İnsanların kişilik ve karakteristik özellikleriyle kendisine sosyal bir konum elde etmesi maalesef markalar ve tüketim üzerinden sağlanan bir statü mücadelesine dönüşmüştür. Tüketicilerin materyalist eğilimleri, meta düşkünlükleri ve “sahip olma” duygusuyla hareket etmelerine ve satın almayı sıklaştırmaları sebebiyet vermektedir. Tüketiciler lüks tüketimi arzulamakta imitasyon ürünlerde dahi küresel markaları satın almaktadır. Dikkat ederseniz insanların kolay satın aldıkları ürünlerin sahtesi yapılmamaktadır ancak popüler ve lüks markalar tüketiciler tarafından sahtesi olsa dahi satın alınmaktadır.
Günümüzde tüketim, hayatın devam edebilmesi için yerine getirilmesi gereken mutlak bir eylem olmanın ötesinde, bir bağımlılığa dolayısıyla psikolojik bir rahatsızlığın yaşanmasına neden olmaktadır. Bazı psikolojik hastalıkların temel belirtilerinde “aşırı tüketim”, “kontrolsüz satın alma” ve “satın alma sonrası pişmanlık” davranışlarının olduğunu görmekteyiz. Bu durum kişi de tedavi edilecek bir boyuta ulaştığını göstermektedir. Pazarlama ve Psikoloji literatüründe gerçekleşen bu davranışa “Kompulsif Satın Alma Davranışı” denilmektedir.
Tüketim bağımlısı olan insanlarda, yaşamlarının merkezine alışveriş yapmayı koymaları, ürünü satın almayınca ya da alamayınca psikolojik bir gerilim yaşamaları, plansız satın alma davranışı gerçekleştirmeleri, yaşam alanlarını ve yaşam mabetlerini AVM’lerin oluşturmaları, kampanya ya da indirim günlerini kaçırmalarını bir kayıp ya da fırsatı kaçırma olarak nitelendirmeleri, kullanmayacağı ürünleri satın almaları hatta açılmamış ya da hiç kullanılmış ürünlere sahip olmaları gibi davranış ve eylemler görünmektedir.

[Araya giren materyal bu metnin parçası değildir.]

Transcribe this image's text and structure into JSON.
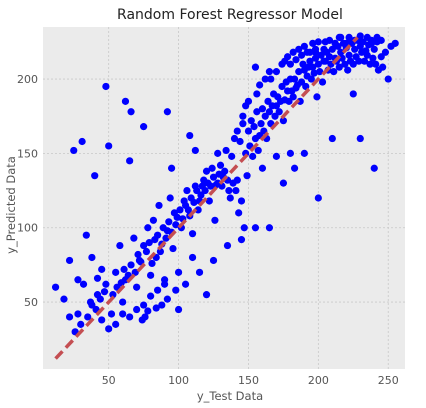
{
  "chart_data": {
    "type": "scatter",
    "title": "Random Forest Regressor Model",
    "xlabel": "y_Test Data",
    "ylabel": "y_Predicted Data",
    "xlim": [
      3,
      262
    ],
    "ylim": [
      5,
      235
    ],
    "xticks": [
      50,
      100,
      150,
      200,
      250
    ],
    "yticks": [
      50,
      100,
      150,
      200
    ],
    "grid": true,
    "point_color": "#0000ff",
    "background_color": "#ebebeb",
    "reference_line": {
      "style": "dashed",
      "color": "#c44e52",
      "x": [
        12,
        228
      ],
      "y": [
        12,
        228
      ]
    },
    "series": [
      {
        "points": [
          [
            12,
            60
          ],
          [
            18,
            52
          ],
          [
            22,
            78
          ],
          [
            25,
            152
          ],
          [
            28,
            65
          ],
          [
            31,
            158
          ],
          [
            34,
            95
          ],
          [
            37,
            50
          ],
          [
            40,
            135
          ],
          [
            42,
            55
          ],
          [
            45,
            72
          ],
          [
            48,
            62
          ],
          [
            50,
            155
          ],
          [
            52,
            42
          ],
          [
            55,
            70
          ],
          [
            58,
            88
          ],
          [
            60,
            50
          ],
          [
            62,
            65
          ],
          [
            65,
            145
          ],
          [
            68,
            93
          ],
          [
            70,
            60
          ],
          [
            72,
            78
          ],
          [
            74,
            38
          ],
          [
            76,
            40
          ],
          [
            78,
            100
          ],
          [
            80,
            68
          ],
          [
            82,
            105
          ],
          [
            84,
            80
          ],
          [
            86,
            115
          ],
          [
            88,
            89
          ],
          [
            90,
            62
          ],
          [
            92,
            98
          ],
          [
            94,
            120
          ],
          [
            96,
            86
          ],
          [
            98,
            102
          ],
          [
            100,
            45
          ],
          [
            102,
            100
          ],
          [
            104,
            118
          ],
          [
            106,
            125
          ],
          [
            108,
            108
          ],
          [
            110,
            96
          ],
          [
            112,
            128
          ],
          [
            114,
            112
          ],
          [
            116,
            122
          ],
          [
            118,
            132
          ],
          [
            120,
            138
          ],
          [
            122,
            118
          ],
          [
            124,
            140
          ],
          [
            126,
            105
          ],
          [
            128,
            130
          ],
          [
            130,
            142
          ],
          [
            132,
            134
          ],
          [
            134,
            152
          ],
          [
            136,
            125
          ],
          [
            138,
            148
          ],
          [
            140,
            160
          ],
          [
            142,
            132
          ],
          [
            144,
            158
          ],
          [
            146,
            170
          ],
          [
            148,
            150
          ],
          [
            150,
            165
          ],
          [
            152,
            172
          ],
          [
            154,
            168
          ],
          [
            156,
            178
          ],
          [
            158,
            162
          ],
          [
            160,
            180
          ],
          [
            162,
            175
          ],
          [
            164,
            185
          ],
          [
            166,
            170
          ],
          [
            168,
            190
          ],
          [
            170,
            182
          ],
          [
            172,
            178
          ],
          [
            174,
            195
          ],
          [
            176,
            186
          ],
          [
            178,
            192
          ],
          [
            180,
            200
          ],
          [
            182,
            188
          ],
          [
            184,
            194
          ],
          [
            186,
            205
          ],
          [
            188,
            198
          ],
          [
            190,
            206
          ],
          [
            192,
            202
          ],
          [
            194,
            212
          ],
          [
            196,
            208
          ],
          [
            198,
            214
          ],
          [
            200,
            210
          ],
          [
            202,
            216
          ],
          [
            204,
            212
          ],
          [
            206,
            218
          ],
          [
            208,
            215
          ],
          [
            210,
            220
          ],
          [
            212,
            214
          ],
          [
            214,
            222
          ],
          [
            216,
            218
          ],
          [
            218,
            224
          ],
          [
            220,
            221
          ],
          [
            222,
            216
          ],
          [
            224,
            224
          ],
          [
            226,
            220
          ],
          [
            228,
            226
          ],
          [
            230,
            222
          ],
          [
            232,
            225
          ],
          [
            234,
            219
          ],
          [
            236,
            223
          ],
          [
            238,
            224
          ],
          [
            240,
            220
          ],
          [
            242,
            225
          ],
          [
            245,
            215
          ],
          [
            248,
            218
          ],
          [
            252,
            222
          ],
          [
            255,
            224
          ],
          [
            30,
            35
          ],
          [
            35,
            40
          ],
          [
            38,
            48
          ],
          [
            41,
            45
          ],
          [
            44,
            52
          ],
          [
            47,
            57
          ],
          [
            53,
            55
          ],
          [
            56,
            60
          ],
          [
            59,
            63
          ],
          [
            61,
            72
          ],
          [
            64,
            68
          ],
          [
            66,
            75
          ],
          [
            69,
            70
          ],
          [
            71,
            82
          ],
          [
            73,
            77
          ],
          [
            75,
            88
          ],
          [
            77,
            84
          ],
          [
            79,
            90
          ],
          [
            81,
            76
          ],
          [
            83,
            92
          ],
          [
            85,
            95
          ],
          [
            87,
            84
          ],
          [
            89,
            100
          ],
          [
            91,
            93
          ],
          [
            93,
            104
          ],
          [
            95,
            97
          ],
          [
            97,
            110
          ],
          [
            99,
            107
          ],
          [
            101,
            112
          ],
          [
            103,
            106
          ],
          [
            105,
            115
          ],
          [
            107,
            112
          ],
          [
            109,
            120
          ],
          [
            111,
            117
          ],
          [
            113,
            125
          ],
          [
            115,
            118
          ],
          [
            117,
            128
          ],
          [
            119,
            125
          ],
          [
            121,
            130
          ],
          [
            123,
            128
          ],
          [
            125,
            134
          ],
          [
            127,
            129
          ],
          [
            129,
            136
          ],
          [
            131,
            128
          ],
          [
            133,
            138
          ],
          [
            135,
            132
          ],
          [
            137,
            120
          ],
          [
            139,
            130
          ],
          [
            141,
            125
          ],
          [
            143,
            110
          ],
          [
            145,
            118
          ],
          [
            147,
            100
          ],
          [
            149,
            135
          ],
          [
            151,
            155
          ],
          [
            153,
            148
          ],
          [
            155,
            160
          ],
          [
            157,
            152
          ],
          [
            159,
            170
          ],
          [
            161,
            165
          ],
          [
            163,
            160
          ],
          [
            165,
            178
          ],
          [
            167,
            182
          ],
          [
            169,
            175
          ],
          [
            171,
            188
          ],
          [
            173,
            185
          ],
          [
            175,
            172
          ],
          [
            177,
            198
          ],
          [
            179,
            185
          ],
          [
            181,
            192
          ],
          [
            183,
            200
          ],
          [
            185,
            196
          ],
          [
            187,
            185
          ],
          [
            189,
            210
          ],
          [
            191,
            195
          ],
          [
            193,
            208
          ],
          [
            195,
            200
          ],
          [
            197,
            204
          ],
          [
            199,
            188
          ],
          [
            201,
            205
          ],
          [
            203,
            198
          ],
          [
            205,
            212
          ],
          [
            207,
            206
          ],
          [
            209,
            210
          ],
          [
            211,
            205
          ],
          [
            213,
            212
          ],
          [
            215,
            208
          ],
          [
            217,
            214
          ],
          [
            219,
            210
          ],
          [
            221,
            206
          ],
          [
            223,
            212
          ],
          [
            225,
            210
          ],
          [
            227,
            215
          ],
          [
            229,
            212
          ],
          [
            231,
            218
          ],
          [
            233,
            212
          ],
          [
            235,
            216
          ],
          [
            237,
            210
          ],
          [
            239,
            214
          ],
          [
            241,
            210
          ],
          [
            243,
            206
          ],
          [
            246,
            208
          ],
          [
            250,
            200
          ],
          [
            240,
            140
          ],
          [
            230,
            160
          ],
          [
            200,
            120
          ],
          [
            180,
            150
          ],
          [
            160,
            140
          ],
          [
            155,
            100
          ],
          [
            120,
            55
          ],
          [
            110,
            80
          ],
          [
            100,
            70
          ],
          [
            95,
            140
          ],
          [
            90,
            65
          ],
          [
            85,
            58
          ],
          [
            78,
            44
          ],
          [
            70,
            45
          ],
          [
            65,
            40
          ],
          [
            60,
            42
          ],
          [
            55,
            35
          ],
          [
            50,
            32
          ],
          [
            45,
            38
          ],
          [
            42,
            66
          ],
          [
            38,
            80
          ],
          [
            32,
            62
          ],
          [
            28,
            42
          ],
          [
            26,
            30
          ],
          [
            22,
            40
          ],
          [
            48,
            195
          ],
          [
            62,
            185
          ],
          [
            66,
            178
          ],
          [
            75,
            168
          ],
          [
            92,
            178
          ],
          [
            108,
            162
          ],
          [
            112,
            152
          ],
          [
            128,
            150
          ],
          [
            170,
            148
          ],
          [
            190,
            150
          ],
          [
            210,
            160
          ],
          [
            225,
            190
          ],
          [
            175,
            130
          ],
          [
            183,
            140
          ],
          [
            155,
            208
          ],
          [
            165,
            205
          ],
          [
            192,
            218
          ],
          [
            198,
            220
          ],
          [
            205,
            225
          ],
          [
            215,
            228
          ],
          [
            165,
            100
          ],
          [
            145,
            92
          ],
          [
            135,
            88
          ],
          [
            125,
            78
          ],
          [
            115,
            70
          ],
          [
            105,
            62
          ],
          [
            98,
            58
          ],
          [
            92,
            52
          ],
          [
            88,
            48
          ],
          [
            84,
            46
          ],
          [
            80,
            54
          ],
          [
            75,
            48
          ],
          [
            142,
            165
          ],
          [
            146,
            175
          ],
          [
            148,
            182
          ],
          [
            150,
            185
          ],
          [
            156,
            190
          ],
          [
            158,
            196
          ],
          [
            162,
            200
          ],
          [
            166,
            200
          ],
          [
            170,
            205
          ],
          [
            174,
            210
          ],
          [
            176,
            212
          ],
          [
            178,
            215
          ],
          [
            180,
            210
          ],
          [
            182,
            218
          ],
          [
            184,
            213
          ],
          [
            186,
            220
          ],
          [
            188,
            216
          ],
          [
            190,
            222
          ],
          [
            194,
            218
          ],
          [
            196,
            224
          ],
          [
            198,
            218
          ],
          [
            200,
            225
          ],
          [
            204,
            220
          ],
          [
            208,
            226
          ],
          [
            212,
            224
          ],
          [
            216,
            228
          ],
          [
            220,
            224
          ],
          [
            222,
            228
          ],
          [
            226,
            226
          ],
          [
            230,
            229
          ],
          [
            235,
            228
          ],
          [
            238,
            226
          ],
          [
            242,
            228
          ],
          [
            245,
            226
          ]
        ]
      }
    ]
  }
}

Sonuç olarak; tüketimi basit, sıradan ve rutin bir davranış olarak değerlendirmek ve kişinin kendi davranışlarını görmekten kaçınması “tüketim bağımlığı” rahatsızlığın göz ardı edilmesine neden olmaktadır. Alışverişi yapmayı sevmek ile tüketim bağımlılığı arasında ince bir çizgi vardır. Eğer ne zaman, nereden ve ne kadara aldığınızı bilmediğiniz ve almış olmanıza rağmen hala kullanmadığınız eşyalarınız varsa sizde tüketim bağımlısı olabilirsiniz.